March 25, 1999

U.S. senators to visit Cuba viewing transition

WASHINGTON, March 24 (Reuters) - Two U.S. senators will travel to Cuba on Friday to begin a dialogue with the island's Communist government in anticipation of an eventual democratic transition, aides said on Wednesday.

Patrick Leahy of Vermont and Jack Reed of Rhode Island, both Democrats, will meet Cuban government officials and dissidents during their five-day visit.

``They want to begin a dialogue with the Cuban government and others in Cuban society on a range of political and economic and other issues of mutual interest, anticipating Cuba's eventual transition to democracy,'' a spokesman for Leahy told Reuters.

Leahy is a vigorous opponent of the 1996 Helms-Burton law that tightened the economic embargo imposed by Washington in 1962 against President Fidel Castro's revolutionary government.

The senators will visit hospitals and a vaccine research facility. Leahy two years ago launched an initiative to control the global spread of infectious diseases.

The Vermont senator is a strong defender of international human rights and author of a law that bans U.S. military aid to countries where abuses occur.

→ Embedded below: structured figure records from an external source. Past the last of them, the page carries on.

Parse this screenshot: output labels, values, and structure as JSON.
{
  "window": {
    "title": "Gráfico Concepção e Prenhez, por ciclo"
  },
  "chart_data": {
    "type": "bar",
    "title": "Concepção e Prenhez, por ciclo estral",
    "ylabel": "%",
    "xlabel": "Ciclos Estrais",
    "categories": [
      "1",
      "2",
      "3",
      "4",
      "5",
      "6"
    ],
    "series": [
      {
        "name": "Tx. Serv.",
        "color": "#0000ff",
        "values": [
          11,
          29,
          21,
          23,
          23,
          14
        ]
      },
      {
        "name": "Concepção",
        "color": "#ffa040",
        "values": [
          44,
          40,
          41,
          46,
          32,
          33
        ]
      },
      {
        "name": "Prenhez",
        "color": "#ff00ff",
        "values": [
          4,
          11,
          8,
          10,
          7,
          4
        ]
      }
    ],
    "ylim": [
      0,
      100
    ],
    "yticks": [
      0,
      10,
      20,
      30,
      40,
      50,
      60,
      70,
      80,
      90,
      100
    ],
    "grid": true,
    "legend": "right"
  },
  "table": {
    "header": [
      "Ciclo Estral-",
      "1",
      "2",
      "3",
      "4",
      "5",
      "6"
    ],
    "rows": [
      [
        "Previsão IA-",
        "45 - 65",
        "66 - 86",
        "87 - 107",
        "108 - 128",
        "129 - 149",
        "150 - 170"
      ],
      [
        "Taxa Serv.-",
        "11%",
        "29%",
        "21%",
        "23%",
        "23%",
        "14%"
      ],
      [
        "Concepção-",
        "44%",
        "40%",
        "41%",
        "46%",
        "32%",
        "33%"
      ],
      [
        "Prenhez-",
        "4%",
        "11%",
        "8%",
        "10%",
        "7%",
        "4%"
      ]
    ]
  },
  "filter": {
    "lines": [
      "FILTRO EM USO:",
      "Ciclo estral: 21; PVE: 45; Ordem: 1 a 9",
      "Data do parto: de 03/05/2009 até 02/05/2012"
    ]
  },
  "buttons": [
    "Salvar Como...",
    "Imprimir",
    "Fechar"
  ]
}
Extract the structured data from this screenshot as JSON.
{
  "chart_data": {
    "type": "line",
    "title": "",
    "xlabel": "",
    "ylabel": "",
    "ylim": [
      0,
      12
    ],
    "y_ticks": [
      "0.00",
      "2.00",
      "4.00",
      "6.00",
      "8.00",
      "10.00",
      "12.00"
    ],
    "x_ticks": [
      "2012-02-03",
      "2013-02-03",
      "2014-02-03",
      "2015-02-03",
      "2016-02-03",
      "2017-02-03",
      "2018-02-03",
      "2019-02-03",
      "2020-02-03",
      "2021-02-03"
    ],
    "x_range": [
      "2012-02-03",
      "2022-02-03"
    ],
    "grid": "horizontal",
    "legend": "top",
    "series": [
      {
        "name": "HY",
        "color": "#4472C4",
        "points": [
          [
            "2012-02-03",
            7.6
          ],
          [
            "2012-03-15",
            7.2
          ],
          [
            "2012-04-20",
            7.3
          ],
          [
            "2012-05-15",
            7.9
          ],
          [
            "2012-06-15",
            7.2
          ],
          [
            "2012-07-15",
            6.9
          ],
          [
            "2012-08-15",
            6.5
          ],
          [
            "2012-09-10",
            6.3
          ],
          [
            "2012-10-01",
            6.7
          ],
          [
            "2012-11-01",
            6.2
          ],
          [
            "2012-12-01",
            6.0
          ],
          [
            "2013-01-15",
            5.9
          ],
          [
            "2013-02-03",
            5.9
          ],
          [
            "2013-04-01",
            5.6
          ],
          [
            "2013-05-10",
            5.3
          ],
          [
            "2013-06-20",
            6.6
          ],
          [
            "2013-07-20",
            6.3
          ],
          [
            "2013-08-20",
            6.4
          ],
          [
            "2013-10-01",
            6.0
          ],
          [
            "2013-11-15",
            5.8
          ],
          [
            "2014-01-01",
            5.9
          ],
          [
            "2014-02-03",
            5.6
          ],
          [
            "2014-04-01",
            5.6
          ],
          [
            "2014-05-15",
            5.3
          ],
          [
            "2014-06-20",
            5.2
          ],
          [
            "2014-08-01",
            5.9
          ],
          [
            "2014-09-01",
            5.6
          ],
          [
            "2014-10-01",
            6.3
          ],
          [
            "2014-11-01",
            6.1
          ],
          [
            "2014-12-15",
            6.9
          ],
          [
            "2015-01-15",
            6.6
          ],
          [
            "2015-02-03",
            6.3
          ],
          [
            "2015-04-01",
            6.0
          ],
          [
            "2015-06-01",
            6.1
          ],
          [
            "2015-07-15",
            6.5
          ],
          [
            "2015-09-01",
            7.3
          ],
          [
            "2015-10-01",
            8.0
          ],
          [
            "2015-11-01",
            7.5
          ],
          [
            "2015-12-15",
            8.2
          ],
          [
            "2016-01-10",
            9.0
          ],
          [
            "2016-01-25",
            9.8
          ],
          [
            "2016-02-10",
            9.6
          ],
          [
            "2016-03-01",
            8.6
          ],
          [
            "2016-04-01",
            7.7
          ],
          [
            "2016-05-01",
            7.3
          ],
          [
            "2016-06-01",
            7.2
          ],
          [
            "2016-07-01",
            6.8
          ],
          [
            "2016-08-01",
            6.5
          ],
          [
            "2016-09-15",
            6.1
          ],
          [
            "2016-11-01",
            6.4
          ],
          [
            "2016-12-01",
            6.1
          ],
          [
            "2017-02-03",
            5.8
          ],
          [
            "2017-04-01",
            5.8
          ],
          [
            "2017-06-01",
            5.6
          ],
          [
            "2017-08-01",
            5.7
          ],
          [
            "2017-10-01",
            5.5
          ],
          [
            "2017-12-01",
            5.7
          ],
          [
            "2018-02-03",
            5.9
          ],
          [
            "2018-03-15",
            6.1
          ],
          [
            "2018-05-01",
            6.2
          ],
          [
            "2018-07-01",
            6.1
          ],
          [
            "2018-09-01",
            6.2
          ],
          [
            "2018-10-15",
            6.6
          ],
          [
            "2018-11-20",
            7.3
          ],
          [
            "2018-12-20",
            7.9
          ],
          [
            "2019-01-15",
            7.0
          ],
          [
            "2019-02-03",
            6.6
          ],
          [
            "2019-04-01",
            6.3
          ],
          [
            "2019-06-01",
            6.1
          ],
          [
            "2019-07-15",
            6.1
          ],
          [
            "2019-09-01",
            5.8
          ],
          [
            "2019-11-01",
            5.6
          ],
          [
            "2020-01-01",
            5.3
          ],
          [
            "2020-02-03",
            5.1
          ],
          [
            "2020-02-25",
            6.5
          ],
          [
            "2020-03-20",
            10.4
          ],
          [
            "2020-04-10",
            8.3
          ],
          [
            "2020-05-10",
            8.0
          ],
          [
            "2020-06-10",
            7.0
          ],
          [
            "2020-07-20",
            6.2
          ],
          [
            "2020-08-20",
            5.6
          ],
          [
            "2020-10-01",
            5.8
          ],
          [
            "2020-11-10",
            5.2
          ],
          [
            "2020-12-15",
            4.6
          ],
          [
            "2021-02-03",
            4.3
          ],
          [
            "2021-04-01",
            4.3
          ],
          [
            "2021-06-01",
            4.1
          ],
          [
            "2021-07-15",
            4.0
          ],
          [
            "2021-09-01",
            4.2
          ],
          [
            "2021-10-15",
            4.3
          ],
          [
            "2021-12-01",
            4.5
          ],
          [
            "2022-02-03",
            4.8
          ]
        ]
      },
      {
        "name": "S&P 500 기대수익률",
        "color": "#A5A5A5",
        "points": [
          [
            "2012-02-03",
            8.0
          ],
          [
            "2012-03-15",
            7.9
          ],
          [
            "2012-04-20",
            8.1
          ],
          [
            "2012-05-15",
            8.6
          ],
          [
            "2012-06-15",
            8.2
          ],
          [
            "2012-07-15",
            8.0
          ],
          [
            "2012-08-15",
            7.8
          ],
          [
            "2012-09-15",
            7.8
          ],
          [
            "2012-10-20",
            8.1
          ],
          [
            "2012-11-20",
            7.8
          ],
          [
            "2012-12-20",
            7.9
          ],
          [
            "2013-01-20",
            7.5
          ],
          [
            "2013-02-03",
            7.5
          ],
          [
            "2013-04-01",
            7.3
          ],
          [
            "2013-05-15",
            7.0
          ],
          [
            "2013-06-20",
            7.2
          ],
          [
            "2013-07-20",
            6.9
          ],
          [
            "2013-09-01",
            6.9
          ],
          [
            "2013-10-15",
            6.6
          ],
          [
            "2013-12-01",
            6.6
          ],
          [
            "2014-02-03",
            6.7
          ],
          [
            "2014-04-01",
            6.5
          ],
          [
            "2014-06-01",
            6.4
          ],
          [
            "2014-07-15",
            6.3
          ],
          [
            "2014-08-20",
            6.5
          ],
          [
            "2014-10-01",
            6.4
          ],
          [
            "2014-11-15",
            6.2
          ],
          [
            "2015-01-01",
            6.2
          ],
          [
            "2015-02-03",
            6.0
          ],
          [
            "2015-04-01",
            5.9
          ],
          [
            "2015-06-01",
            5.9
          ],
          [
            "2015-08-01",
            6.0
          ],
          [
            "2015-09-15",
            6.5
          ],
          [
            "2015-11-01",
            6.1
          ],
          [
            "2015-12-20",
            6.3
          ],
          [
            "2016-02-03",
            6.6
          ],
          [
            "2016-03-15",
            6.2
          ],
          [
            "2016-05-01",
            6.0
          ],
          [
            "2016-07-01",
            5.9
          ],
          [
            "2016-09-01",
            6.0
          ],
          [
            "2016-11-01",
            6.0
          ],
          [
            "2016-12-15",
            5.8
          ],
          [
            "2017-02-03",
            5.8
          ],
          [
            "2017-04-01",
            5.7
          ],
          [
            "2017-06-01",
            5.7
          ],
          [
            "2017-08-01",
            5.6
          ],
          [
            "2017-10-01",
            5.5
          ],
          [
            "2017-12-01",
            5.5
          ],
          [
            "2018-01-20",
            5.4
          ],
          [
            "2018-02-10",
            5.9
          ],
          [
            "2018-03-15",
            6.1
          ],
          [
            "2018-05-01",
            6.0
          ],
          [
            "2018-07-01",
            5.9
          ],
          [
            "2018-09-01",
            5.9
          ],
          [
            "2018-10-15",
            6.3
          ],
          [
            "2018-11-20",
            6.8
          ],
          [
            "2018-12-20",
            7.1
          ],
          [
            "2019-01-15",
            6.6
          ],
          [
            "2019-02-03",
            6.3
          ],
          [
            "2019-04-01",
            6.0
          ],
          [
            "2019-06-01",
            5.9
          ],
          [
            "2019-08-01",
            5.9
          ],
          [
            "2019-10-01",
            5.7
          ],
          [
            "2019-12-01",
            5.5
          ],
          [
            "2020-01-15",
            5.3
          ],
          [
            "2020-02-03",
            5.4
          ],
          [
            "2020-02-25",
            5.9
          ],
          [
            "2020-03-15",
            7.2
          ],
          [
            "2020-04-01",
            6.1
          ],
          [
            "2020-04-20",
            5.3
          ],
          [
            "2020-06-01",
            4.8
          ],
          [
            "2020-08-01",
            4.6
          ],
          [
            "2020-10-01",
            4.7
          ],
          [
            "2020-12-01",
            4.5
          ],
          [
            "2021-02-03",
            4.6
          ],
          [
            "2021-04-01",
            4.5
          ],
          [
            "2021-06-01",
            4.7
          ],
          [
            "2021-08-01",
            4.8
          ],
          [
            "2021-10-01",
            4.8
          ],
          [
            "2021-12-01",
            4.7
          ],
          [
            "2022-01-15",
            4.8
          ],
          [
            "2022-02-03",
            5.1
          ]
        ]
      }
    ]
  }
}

In Havana, he will discuss the Ottawa convention banning the use, export and production of anti-personnel land mines, Carle said.

Cuba and the United States are the only countries in the Western hemisphere that have not signed the convention.

The official visit by the senators comes amid new U.S. moves to build contacts with the Cuban people and bridge an ideological divide that dates back to the Cold War.

U.S. rock musicians will take part in an artistic exchange this weekend in Havana and on Sunday the Baltimore Orioles will play an exhibition game, the first time a Major League team has visited Cuba since shortly after the 1959 revolution.